Переговоры не заняли много времени. Почти всю подготовительную работу шадринские брали на себя. Спустя неделю Македонский должен был возвращаться в Грецию. Но за два дня до предполагаемого отлета произошло событие, заставившее его забыть и об Афинах, и планах на будущее, и о многом другом…
Они познакомились в небольшом уютном ресторанчике в самом центре столицы, куда Солоник зашел поужинать. Она была молода, высокого роста, с длинными волосами. Ее классические черты лица невольно воскрешали в памяти мраморные изваяния античных богинь в Национальном музее Афин. Она одиноко сидела за столиком, явно ожидая кого-то. То и дело нервно посматривала на часы, теребила ремешок сумочки, бросала быстрые, настороженные взгляды в сторону входа. Но тот, кого она ожидала, почему-то никак не появлялся, и это решило все…
Солоник был в замечательном настроении и даже позволил себе немного сухого вина.
— Зря волнуетесь — сегодня он наверняка не придет, — негромко произнес он, обращаясь к девушке и мягко улыбнувшись. — Вы скучаете, я тоже. Я — несомненная знаменитость, вы — редкая красавица. Давайте совместим наши достоинства и будем счастливы, как первые люди в раю!

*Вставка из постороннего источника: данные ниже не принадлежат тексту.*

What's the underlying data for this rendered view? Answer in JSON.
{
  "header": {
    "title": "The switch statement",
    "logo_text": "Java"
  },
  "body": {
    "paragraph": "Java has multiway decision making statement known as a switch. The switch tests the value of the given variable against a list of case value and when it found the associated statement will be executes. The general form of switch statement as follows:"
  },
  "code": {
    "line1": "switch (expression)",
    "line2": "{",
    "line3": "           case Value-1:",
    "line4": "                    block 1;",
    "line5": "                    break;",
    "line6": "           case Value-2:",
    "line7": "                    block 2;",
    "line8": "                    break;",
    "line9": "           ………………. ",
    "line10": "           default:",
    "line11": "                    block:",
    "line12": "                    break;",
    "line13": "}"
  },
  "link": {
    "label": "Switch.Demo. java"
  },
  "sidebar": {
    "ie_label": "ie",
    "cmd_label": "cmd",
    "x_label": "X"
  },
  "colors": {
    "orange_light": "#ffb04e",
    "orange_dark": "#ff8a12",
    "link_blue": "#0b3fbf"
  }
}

— Откуда вы знаете, что не придет? — с подкупающей простотой спросила девушка.
— Настоящий мужчина не может опаздывать на свидание к таким, как вы. — Комплимент выдался не слишком изысканным, но тем не менее она улыбнулась, мягко и застенчиво. — Если бы мне назначила свидание такая девушка, как вы, я бы пришел на час раньше.
Скоро они уже сидели за одним столиком.
— Так чем же вы так знамениты? — спросила Наташа — так представилась она новому знакомому.

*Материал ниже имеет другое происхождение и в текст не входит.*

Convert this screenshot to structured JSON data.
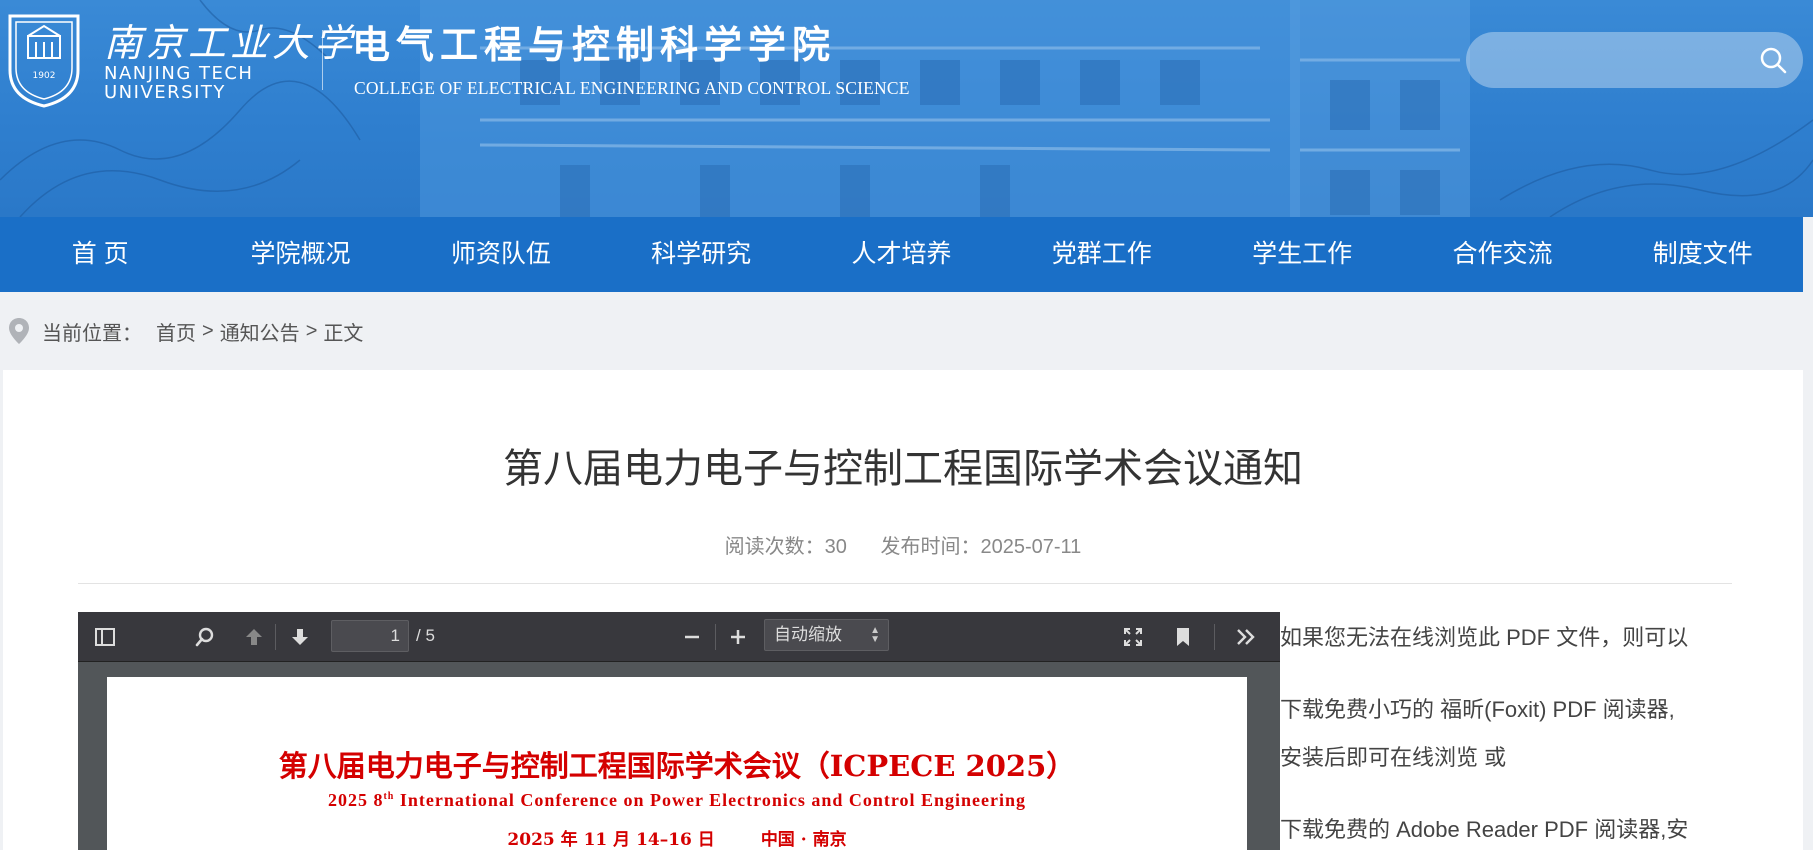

— А вы нетерпеливы, — заметил Саша. — Наверное, это единственный ваш недостаток. Как-нибудь расскажу, всему свое время.
Спокойную и сонную полутьму зала наполнили первые аккорды тягучего блюза. Музыканты на подиуме настроили инструменты и приступили к работе.
Встряхнув головой, словно сбрасывая оцепенение, Солоник предложил:
— Как насчет потанцевать?
Она немного подумала и кивнула утвердительно.

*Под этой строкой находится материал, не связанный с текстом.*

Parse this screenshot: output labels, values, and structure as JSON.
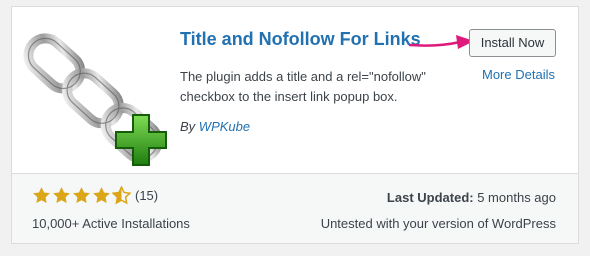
{
  "plugin": {
    "title": "Title and Nofollow For Links",
    "description": "The plugin adds a title and a rel=\"nofollow\" checkbox to the insert link popup box.",
    "author_prefix": "By",
    "author_name": "WPKube",
    "icon": "chain-link-plus-icon"
  },
  "actions": {
    "install_label": "Install Now",
    "more_details_label": "More Details"
  },
  "footer": {
    "rating": 4.5,
    "rating_max": 5,
    "rating_count": "(15)",
    "installs": "10,000+ Active Installations",
    "last_updated_label": "Last Updated:",
    "last_updated_value": "5 months ago",
    "compatibility": "Untested with your version of WordPress"
  },
  "colors": {
    "link": "#2271b1",
    "star": "#dba617",
    "arrow": "#e0197d",
    "plus": "#2e9a1a"
  }
}
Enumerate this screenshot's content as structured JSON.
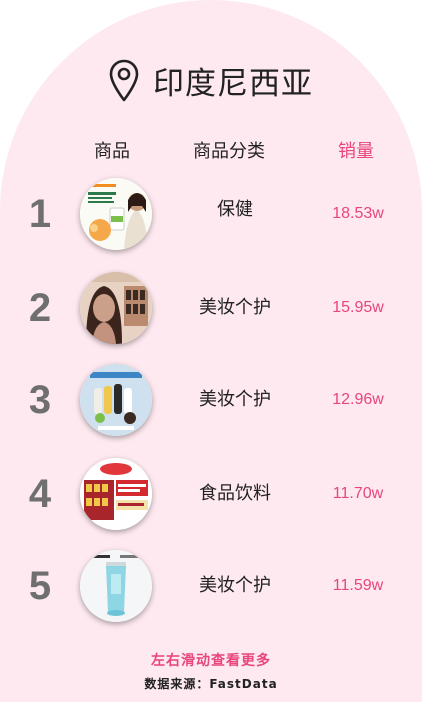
{
  "title": "印度尼西亚",
  "headers": {
    "product": "商品",
    "category": "商品分类",
    "sales": "销量"
  },
  "rows": [
    {
      "rank": "1",
      "category": "保健",
      "sales": "18.53w"
    },
    {
      "rank": "2",
      "category": "美妆个护",
      "sales": "15.95w"
    },
    {
      "rank": "3",
      "category": "美妆个护",
      "sales": "12.96w"
    },
    {
      "rank": "4",
      "category": "食品饮料",
      "sales": "11.70w"
    },
    {
      "rank": "5",
      "category": "美妆个护",
      "sales": "11.59w"
    }
  ],
  "footer": {
    "hint": "左右滑动查看更多",
    "source": "数据来源：FastData"
  },
  "colors": {
    "background": "#fde9ef",
    "accent": "#e8467c",
    "rank": "#6f6f6f"
  },
  "icons": {
    "title": "location-pin-icon"
  }
}
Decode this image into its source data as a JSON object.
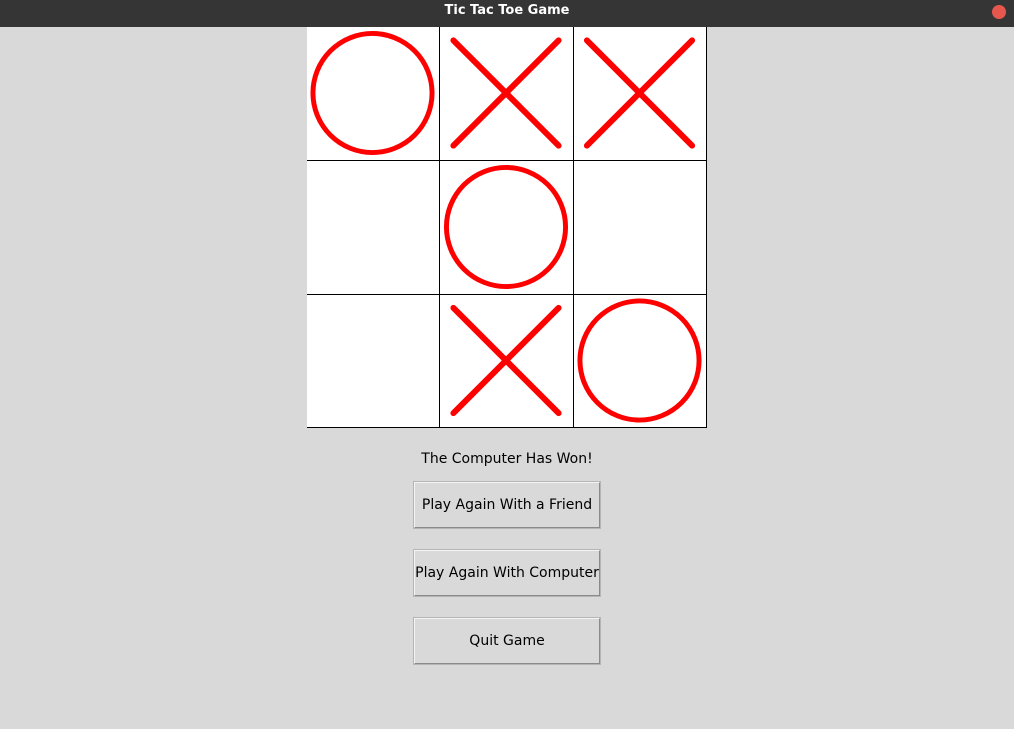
{
  "window": {
    "title": "Tic Tac Toe Game",
    "close_button_color": "#e8574e"
  },
  "board": {
    "mark_color": "#ff0000",
    "cells": [
      [
        "O",
        "X",
        "X"
      ],
      [
        "",
        "O",
        ""
      ],
      [
        "",
        "X",
        "O"
      ]
    ]
  },
  "status": {
    "message": "The Computer Has Won!"
  },
  "buttons": {
    "play_friend": "Play Again With a Friend",
    "play_computer": "Play Again With Computer",
    "quit": "Quit Game"
  }
}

Македонский поднялся, отодвинул стул и, обойдя столик, подошел к девушке сбоку, протянув руку.
— Прошу…
Через несколько секунд они уже плыли под томные переливы блюза. Певица пела по-английски. Ей аккомпанировали саксофон, контрабас и фортепиано. Девушка была намного выше Саши, но он ничуть не комплексовал, а уверенно вел партнершу в танце.
— Наверное, со стороны мы выглядели немного комично, — заметил он, когда блюз окончился и они вернулись к столику.
— Почему? — удивилась девушка.
— Вы ведь выше меня. Раньше я всегда боялся приглашать высоких девушек на танец.
— А теперь?
— Теперь уже ничего не боюсь, — рассмеялся Солоник. — Думаю, тот, кого вы ожидали, наверняка не придет. Может быть, проведем этот вечер вместе?
Они пробыли в ресторане до полуночи, до самого закрытия. Провожая девушку до такси, Солоник знал о ней достаточно…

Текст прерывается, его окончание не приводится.